2) Tightening the lockscrew compresses the lock against the wood, causing the lockup. My brother's rifle has that problem. I'm either going to have to make a spacer block that fits inside the mortise (the maker took out too much wood) or fill the mortise with acraglass to provide more rigidity in the mortise.
 
Who would have “thunk” that the screws were wrong?

I would have. Someone on another forum wrote the same thing and I read it just a few days ago.

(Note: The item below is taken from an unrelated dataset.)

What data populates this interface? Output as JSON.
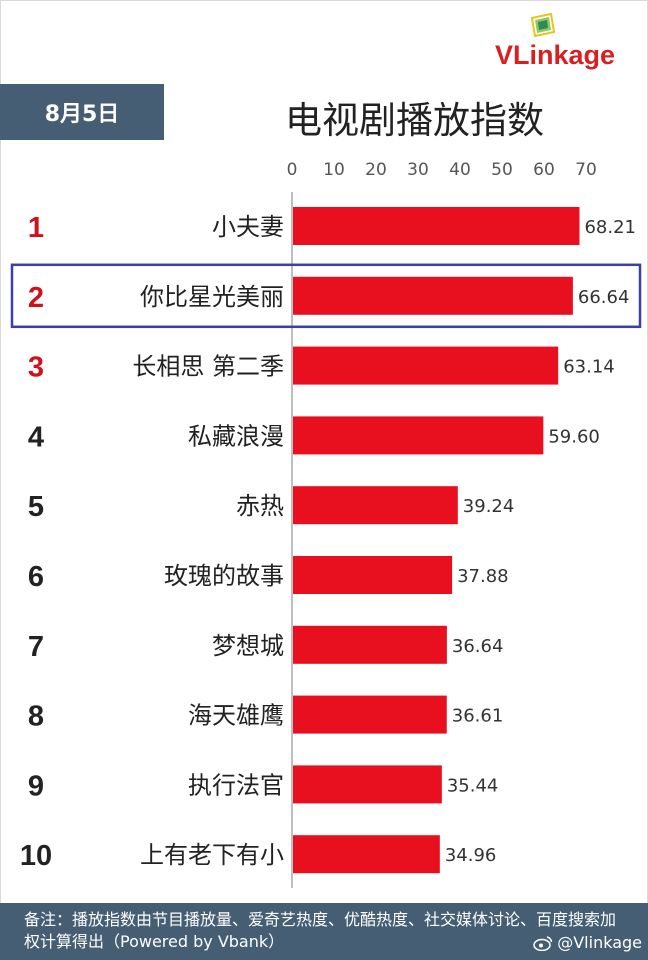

4v50Gary long ago I bought a CVA 45/32 from a pawnshop that someone started as a kit and the lock mortice was cut too deep. I used shims around the edges and glass bedded it just like you are talking about. My bud still has and shoots that gun. I have offered to buy it back but he ain't sellin'.:fire:
 
Wish that I had read about the screws on that other forum. Sure would have saved me a lot of anguish. Better yet, Traditions should mention this in their instructions. On the plus side, it feels good when you are able to work through the problems you encounter when building a kit gun. I have a theory that as the guns are being assembled in the factory, the parts that don’t quite fit are thrown in a bin to be later boxed up as the kit guns. I doubt that is the case but, it sometimes seems that way.
 
I had 2 traditions rifles come through my shop about 10 years ago. I was not impressed. One had a lock with such poor geometry that it was not functional. The other was just flat poor quality. I hope they have improved.